- The Washington Times - Saturday, July 20, 2002

DNA tests confirm found body is Pearl's
ISLAMABAD, Pakistan A senior Pakistani investigator said yesterday that DNA tests had confirmed that a decapitated body found in a shallow grave in Karachi in May was that of kidnapped American journalist Daniel Pearl.
In addition, lawyers defending British-born Islamic militant Ahmed Omar Saeed appealed his conviction and death sentence for Mr. Pearl's kidnapping and murder.
U.S. and Pakistani officials would not confirm the result, although police long have believed the torso, severed head and other body parts found in a garden on the outskirts of Karachi were those of the Wall Street Journal reporter.

Norway resumes whale exports
OSLO Norway has defied a global ban and exported whale meat this week for the first time in 14 years, Norwegian whalers said yesterday.
Oslo said world opinion would not curb its independence. Greenpeace activists accused the government of "arrogance."
Norway refuses to sign on to the trading ban, along with Japan and Iceland, but had not sold whale meat or blubber since 1988 until a small shipment arrived in Iceland in midweek.
"It feels good to get started. Even though it's not a huge quantum, it's a step in the right direction," said Ole Mindor Myklebust of the export firm Myklebust Trading.
Concerns for the survival of the world's biggest mammals persuaded most fishing nations to ban commercial whaling in 1986.
Norway, with a long history of whaling, resumed commercial hunting of minke whales in 1993, arguing their numbers are up from extinction levels and they are in fact damaging fish stocks.

Pope decries attacks on Jewish graves
ROME Pope John Paul II added his voice yesterday to outrage over the desecration of at least 50 graves at a Jewish cemetery in Rome, as Jewish families began the painful work of repairing the extensive damage.
"Words fail me, it's just awful," said one man, his eyes filling with tears as he stood before a scarred grave. "They tried to set light to my father's tomb.
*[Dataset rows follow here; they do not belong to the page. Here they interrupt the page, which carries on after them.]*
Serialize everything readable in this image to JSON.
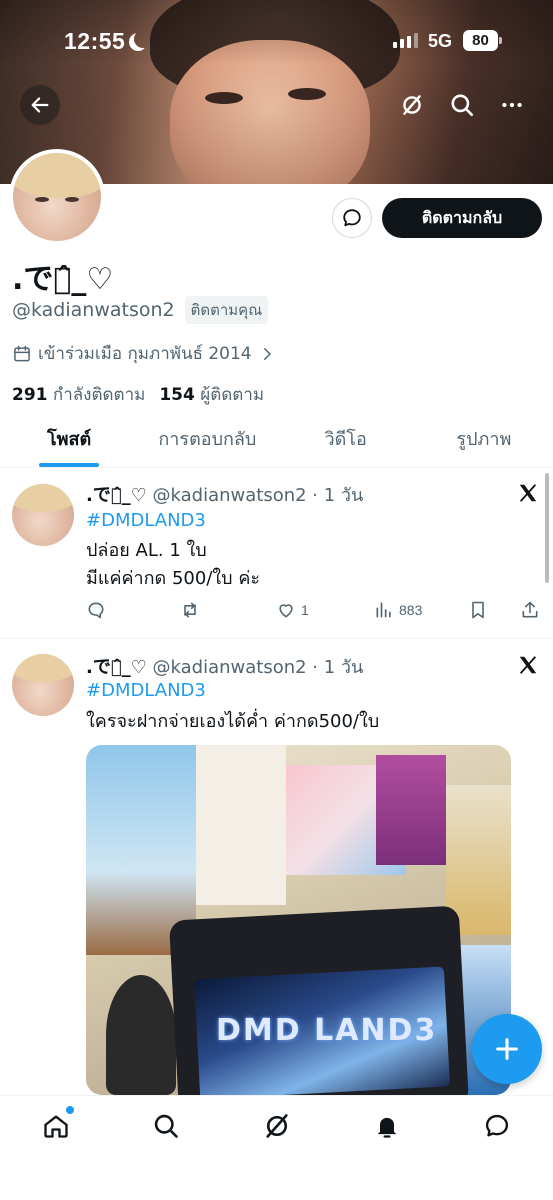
{
  "status_bar": {
    "time": "12:55",
    "network": "5G",
    "battery": "80"
  },
  "profile": {
    "display_name": ".です̂_♡",
    "handle": "@kadianwatson2",
    "follows_you_badge": "ติดตามคุณ",
    "joined": "เข้าร่วมเมือ กุมภาพันธ์ 2014",
    "following_count": "291",
    "following_label": "กำลังติดตาม",
    "followers_count": "154",
    "followers_label": "ผู้ติดตาม",
    "follow_back_label": "ติดตามกลับ"
  },
  "tabs": [
    {
      "label": "โพสต์"
    },
    {
      "label": "การตอบกลับ"
    },
    {
      "label": "วิดีโอ"
    },
    {
      "label": "รูปภาพ"
    }
  ],
  "tweets": [
    {
      "author": ".です̂_♡",
      "meta": "@kadianwatson2 · 1 วัน",
      "hashtag": "#DMDLAND3",
      "line1": "ปล่อย AL. 1 ใบ",
      "line2": "มีแค่ค่ากด 500/ใบ ค่ะ",
      "likes": "1",
      "views": "883"
    },
    {
      "author": ".です̂_♡",
      "meta": "@kadianwatson2 · 1 วัน",
      "hashtag": "#DMDLAND3",
      "line1": "ใครจะฝากจ่ายเองได้ค่ำ ค่ากด500/ใบ",
      "media_logo": "DMD LAND3"
    }
  ],
  "colors": {
    "accent": "#1d9bf0",
    "text": "#0f1419",
    "muted": "#536471"
  }
}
Luckily, it was not too badly damaged. Not even the dead have peace."
Police officials acknowledged they had no clear lead on who was behind the attack, which took place in the early hours of Thursday and led to fears of increasing anti-Semitism.

Thousands in Iran rally against U.S.
TEHRAN Tens of thousands of Iranians took to the streets of the Iranian capital, Tehran, yesterday, chanting "Death to America" in a furious backlash against President Bush's overtures to Iranian reformists.
While the turnout was not unusual for an anti-U.S. rally, the protest was significant in that the participants included those who are seeking to change the Islamic regime, notably Foreign Minister Kamal Kharrazi
In his statements last week, Mr. Bush denounced Iran's government for its "uncompromising, destructive policies," but expressed support for those Iranians who spoke out on behalf of a reformist cleric who resigned as a mosque preacher early this month to protest the influence of hard-liners in government.

Plane crews tried to avoid collision
BERLIN Pilots of two jets that collided over southern Germany killing 71 persons each saw the other aircraft coming and attempted last-ditch avoidance maneuvers a few seconds before the planes hit at 35,000 feet, investigators said yesterday.
Partial assessments of the black-box recorders also found that both planes' computers simultaneously told pilots to take emergency evasive action 36 seconds before the July 1 crash, nine seconds later than previously estimated, the German air-accident investigation office said.
"The recordings allow the conclusion that members of both planes' crews saw the other aircraft a few seconds before the crash and attempted to avoid the collision with appropriate maneuvers," the office said in a statement. The planes slammed into each other at a right angle, it said.